Ministry of Science and ICT Moves to Legislate Open Access Including Mandatory Public Research Paper Disclosure

[Exclusive] "Price Reflects Demand"... Revising 'Subscription Fee Abuse' by Renowned Overseas Academic Journals View original image


[Asia Economy Reporter Kim Bong-su] The government has taken steps to eradicate the “subscription fee abuse” by overseas renowned academic journals, where prices are set arbitrarily.


On the 10th, the Ministry of Science and ICT announced that it is conducting a research project commissioned to the Korea Institute of Science and Technology Information for the “legislation of open science.” While major countries are promoting open science, which involves opening public research outcomes and processes, the goal is to actively implement open science policies domestically, such as expanding access to public research papers (open access).
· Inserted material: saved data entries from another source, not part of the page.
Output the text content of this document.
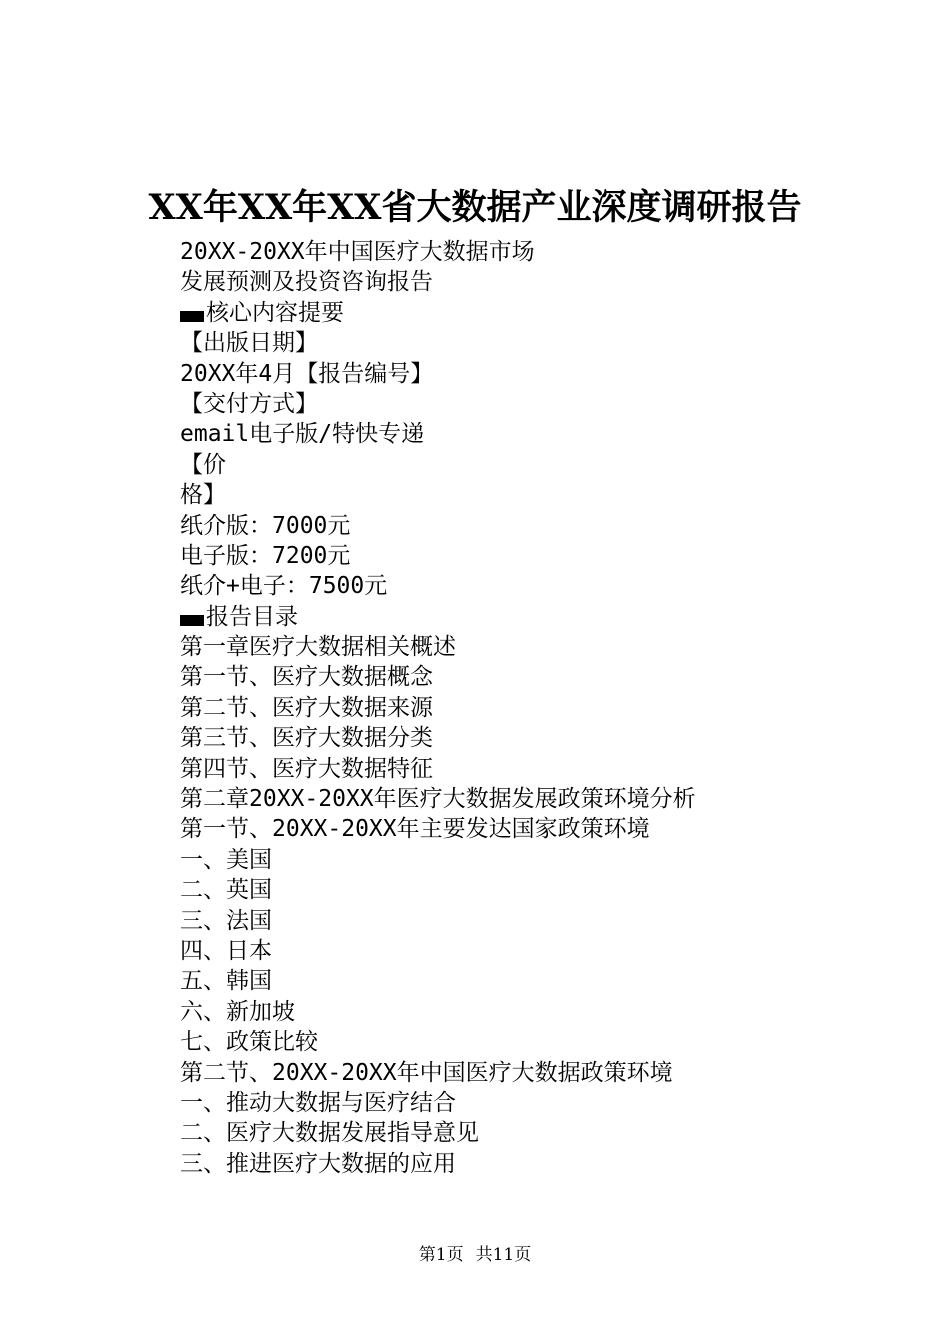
XX年XX年XX省大数据产业深度调研报告
20XX-20XX年中国医疗大数据市场
发展预测及投资咨询报告
核心内容提要
【出版日期】
20XX年4月【报告编号】
【交付方式】
email电子版/特快专递
【价
格】
纸介版：7000元
电子版：7200元
纸介+电子：7500元
报告目录
第一章医疗大数据相关概述
第一节、医疗大数据概念
第二节、医疗大数据来源
第三节、医疗大数据分类
第四节、医疗大数据特征
第二章20XX-20XX年医疗大数据发展政策环境分析
第一节、20XX-20XX年主要发达国家政策环境
一、美国
二、英国
三、法国
四、日本
五、韩国
六、新加坡
七、政策比较
第二节、20XX-20XX年中国医疗大数据政策环境
一、推动大数据与医疗结合
二、医疗大数据发展指导意见
三、推进医疗大数据的应用
第1页 共11页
The Ministry of Science and ICT is particularly establishing measures to eradicate the “subscription fee abuse” by foreign academic journals. Currently, the international academic journal market is dominated by the so-called Big 3 publishers?Wiley, Elsevier, and Springer Nature?who publish journals like Nature, Science, and Cell, holding about 70-80% of the market share. They not only charge authors article processing charges (APCs) for publishing papers but also collect huge subscription fees (7.6 billion euros or 10.51 trillion KRW in 2015) from universities, libraries, and research institutions, causing international controversy. Last year alone, they collected 180.1 billion KRW from domestic universities, libraries, and research institutions. The subscription fees have been increasing annually by 7-8%, and the publishers enforce “big deal” contracts that bundle all journals together, intensifying the abuse. Domestic universities, libraries, and research institutions are struggling financially. For example, Seoul National University had to cancel subscriptions to some other journals because it paid 2.7 billion KRW in electronic subscription fees to Elsevier alone this year.


It is also problematic that taxpayers’ money is spent again to access publicly funded papers. Approximately 60,000 domestic papers published annually in these journals (59,977 papers in 2019, based on corresponding authors) are de facto “public goods” funded by national R&D budgets (27.4 trillion KRW this year) or public and private research funds. However, as of 2019, only 41.8% (25,066 out of 59,977 papers) are available for full or limited free access, while the rest require paid subscriptions. Although the free access rate in most major countries reaches 60-70%, Korea’s rate is below the global average of 44.2%. The domestic academic journal market is also small-scale, with some small academic societies transferring copyrights cheaply to a few monopolistic companies, resulting in universities, libraries, and research institutions spending 18 to 20 billion KRW annually on subscription fees.


In response, the open access movement has been active worldwide since the early 2000s, mainly in Europe and North America. The idea is to pay only publishing fees (4 billion euros annually) instead of subscription fees, not transfer copyrights, and use open access journals that anyone can read. The U.S. National Institutes of Health (NIH, 2009), California (2018), France (2016), the Netherlands (2015), the European Commission, 17 national research funding agencies, and 7 private foundations (Plan S) have each implemented mandatory public access policies for public research papers.


The Ministry of Science and ICT plans to unify negotiation channels between domestic demand institutions and overseas journals, designate dedicated agencies and provide budget support, and build a public paper sharing platform through this legislation. However, challenges remain, such as conflicts with existing laws on copyright protection and illegal reproduction bans, as well as stakeholder interests.



Kim Young-eun, Director of the Science and Technology Information Analysis Division at the Ministry of Science and ICT, said, “We are collecting opinions and seeking solutions as there are issues to review and adjust, such as illegal reproduction problems,” adding, “We plan to complete the research project by the end of this year and start legislation next year.”


This content was produced with the assistance of AI translation services.